6.13 / Queer Two

Queer Two: From the Special Issue Editor

As I looked back over the pieces I chose to include in this year’s Queer issue, I was struck by how engaged many of them are with the body and its surfaces, the body and its orifices, the body and its functions, the body and its fluids. What the body desires, how the body inhabits space. Another recurring theme is obsession. Obsession with the bodies and selves of others. Obsession with habits. Obsession with popular culture. Obsession with text. Text that foregrounds the body, the text itself a body, embodied text. Obsession with language, with form, with the shapes taken by our bodies and desires.

When I sat down to write an introduction for this year’s issue, I panicked a little bit. I wasn’t sure what I had to say about the “need” for queer writing, the “value” of queer writing (recognizing how these terms are held captive by heteronormativity and capitalism’s emphases on “use value”) that I did not already say last year.

Then I remembered this fantastic poem-essay-hybrid text that accompanied our contributor Tracy Jeanne Rosenthal’s submission. It says so much about the linguistics of queerness, about queer’s potentialities and constrictions, and the liminal space between the two where art happens. I have always wanted this issue to catalyze others, and to situate itself in radical community, and so I am very happy to let one of our contributors “do the work for me.” I got to meet and hang out with Tracy this past weekend at the &Now Festival of Innovative Writing, and experience her “reading” of the music video for Rihanna’s song “S & M”, which, like this text, and hopefully, this entire issue, inhabited an utterly compelling and difficult to categorize aesthetic, a hodgepodge of academic, intellectual, political and creative generation. You should feel totally jealous I got to see Tracy’s presentation, and you missed it.

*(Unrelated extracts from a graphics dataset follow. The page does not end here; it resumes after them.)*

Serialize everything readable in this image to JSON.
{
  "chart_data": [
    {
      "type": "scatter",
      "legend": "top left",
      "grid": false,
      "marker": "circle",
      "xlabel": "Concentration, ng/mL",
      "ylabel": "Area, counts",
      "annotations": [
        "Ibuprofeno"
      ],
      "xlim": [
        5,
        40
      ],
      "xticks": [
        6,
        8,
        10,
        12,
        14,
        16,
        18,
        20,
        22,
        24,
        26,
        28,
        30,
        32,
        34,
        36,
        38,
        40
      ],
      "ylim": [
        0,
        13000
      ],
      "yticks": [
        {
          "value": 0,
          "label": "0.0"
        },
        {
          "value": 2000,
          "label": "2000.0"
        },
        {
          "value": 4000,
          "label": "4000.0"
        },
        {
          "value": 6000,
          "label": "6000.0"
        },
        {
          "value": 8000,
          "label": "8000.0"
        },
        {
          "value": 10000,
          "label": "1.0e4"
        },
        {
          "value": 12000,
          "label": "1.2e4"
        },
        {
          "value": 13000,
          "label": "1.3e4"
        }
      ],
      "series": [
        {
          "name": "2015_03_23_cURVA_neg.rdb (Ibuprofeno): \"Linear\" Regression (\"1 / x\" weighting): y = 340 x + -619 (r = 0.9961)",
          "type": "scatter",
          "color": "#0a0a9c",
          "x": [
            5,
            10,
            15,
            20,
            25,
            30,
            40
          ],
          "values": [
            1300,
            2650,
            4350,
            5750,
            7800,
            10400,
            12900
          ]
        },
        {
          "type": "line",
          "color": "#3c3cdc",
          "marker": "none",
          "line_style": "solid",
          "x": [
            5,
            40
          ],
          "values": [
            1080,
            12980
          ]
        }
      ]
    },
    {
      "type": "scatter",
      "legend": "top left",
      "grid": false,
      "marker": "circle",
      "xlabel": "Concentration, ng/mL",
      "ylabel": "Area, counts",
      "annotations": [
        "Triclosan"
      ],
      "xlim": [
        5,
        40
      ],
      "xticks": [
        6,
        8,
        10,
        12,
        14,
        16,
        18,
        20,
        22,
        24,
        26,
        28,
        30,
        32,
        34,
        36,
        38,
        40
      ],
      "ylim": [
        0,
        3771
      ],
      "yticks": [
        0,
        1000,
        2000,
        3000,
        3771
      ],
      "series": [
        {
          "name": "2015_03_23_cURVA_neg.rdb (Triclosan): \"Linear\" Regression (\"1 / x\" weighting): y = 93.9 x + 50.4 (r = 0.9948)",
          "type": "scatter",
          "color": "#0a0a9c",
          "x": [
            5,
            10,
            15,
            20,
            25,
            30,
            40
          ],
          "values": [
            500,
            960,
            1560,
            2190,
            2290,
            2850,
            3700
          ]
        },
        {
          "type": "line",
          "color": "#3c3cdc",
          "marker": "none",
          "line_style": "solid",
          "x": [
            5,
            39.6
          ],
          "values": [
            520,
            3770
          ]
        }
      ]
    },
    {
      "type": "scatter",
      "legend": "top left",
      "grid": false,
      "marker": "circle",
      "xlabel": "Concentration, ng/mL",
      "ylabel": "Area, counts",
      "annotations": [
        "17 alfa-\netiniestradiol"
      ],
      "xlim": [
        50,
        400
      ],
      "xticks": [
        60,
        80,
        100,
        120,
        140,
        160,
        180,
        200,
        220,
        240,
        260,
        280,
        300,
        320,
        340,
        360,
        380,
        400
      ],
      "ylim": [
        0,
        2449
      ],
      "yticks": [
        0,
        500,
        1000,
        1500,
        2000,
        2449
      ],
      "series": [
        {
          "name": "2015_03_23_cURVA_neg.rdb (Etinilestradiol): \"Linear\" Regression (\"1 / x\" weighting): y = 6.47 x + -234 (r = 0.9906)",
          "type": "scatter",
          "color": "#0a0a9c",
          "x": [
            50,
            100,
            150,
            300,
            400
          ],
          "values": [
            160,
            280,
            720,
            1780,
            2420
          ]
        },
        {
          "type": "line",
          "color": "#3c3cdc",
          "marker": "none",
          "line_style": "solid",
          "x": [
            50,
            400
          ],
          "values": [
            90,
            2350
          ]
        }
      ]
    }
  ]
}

But hey, guess what? You still get to read this issue.
~ TJY


“Queer” (by Tracy Jeanne Rosenthal)

always look at “k” for something humorous. (the phoneme /k/ is not in fact correlated with the letter itself.)

words that describe what humor can be: off-color, off-kilter, off; surprising, shocking, strange; curious, queer.

/kwɪ(ə)r/

something about “qu” is phonetically off. a voiceless stop caught in your mouth. it resists being articulated. /kw/ wants to be /k/, but it wasn’t born that way.

marx says the commodity is a very queer thing. the commodity is put in a position of being treated as if it has meaning that it was made to have. queers, too. “queer,” also.

something about “uee” is phonetically backwards. it puts the mouth in the unfortunate position of having to move from a fish face to a frog face, from sucking on a straw to eating a sandwich, from a kiss to a smile. usually, smiles precede kisses. they don’t always follow them.

things that sound like /kwɪ(ə)r/: a door opening, a drawer opening, a pissed off cat, old ford breaks around a turn, the sound a child makes before the final explosion sound when signifying a car crash, the imitation of a record scratching made by some one who doesn’t know how to imitate a record scratching, a drunken slur of “come here,” leisured nineteenth century dandies.

the origin of queer is questionable. the origin of humor is Latin, umorem. it means fluid. all interrogative pronouns in Latin begin with “qu.” for example, quare. it means why.

words that rhyme with /kwɪ(ə)r/: here, fear, tear, smear, sneer, shear, sheer, sphere, appear, clear, cavalier, unclear, domineer, veer, veneer, revere, cohere, inhere, premier, near, leer, spear, sincere, mere, insincere, year, dear, engineer, auctioneer, cheer, severe, persevere, we’re.

something about “eer” is phonetically evasive. vowels in IPA get entirely new signs when followed by an “r.” “r”s are voiced consonants, slippery-close to vowels. the sound can be held out to theoretical infinity.

queer, like humor, embraces contradictions, celebrates paradox. both are masks for meaning. like mathematical functions, their meaning is their formal delivery/deliverance of content. (marxism is also an orientation-towards time.)

something about the word “queer” is syntactically troublesome. the category queer creates is not in fact correlated with a category itself. queer confounds. (queer is an orientation towards ontology-a polyvalence.)

/hjuːmər/

words that describe what queer can be: off-color, off-kilter, off, out; surprising, slippery, strange; curious, humorous.

always look at evasion as queering.


Tim Jones-Yelvington has fashioned himself "indie lit's" first pop star. His multidisciplinary performance text LIT DIVA EXTRAORDINAIRE explores diva narratives, shame, celebrity, camp, resilience and the linguistics of glamour. Recent work has appeared (or will appear) in Harpur Palate, Another Chicago Magazine and Hobart. His short fiction chapbook, Evan's House and the Other Boys Who Live There is available from Rose Metal Press in They Could No Longer Contain Themselves, and his collection This is a Dance Movie! is forthcoming from Tiny Hardcore Press. He serves as president of the board of directors for Artifice.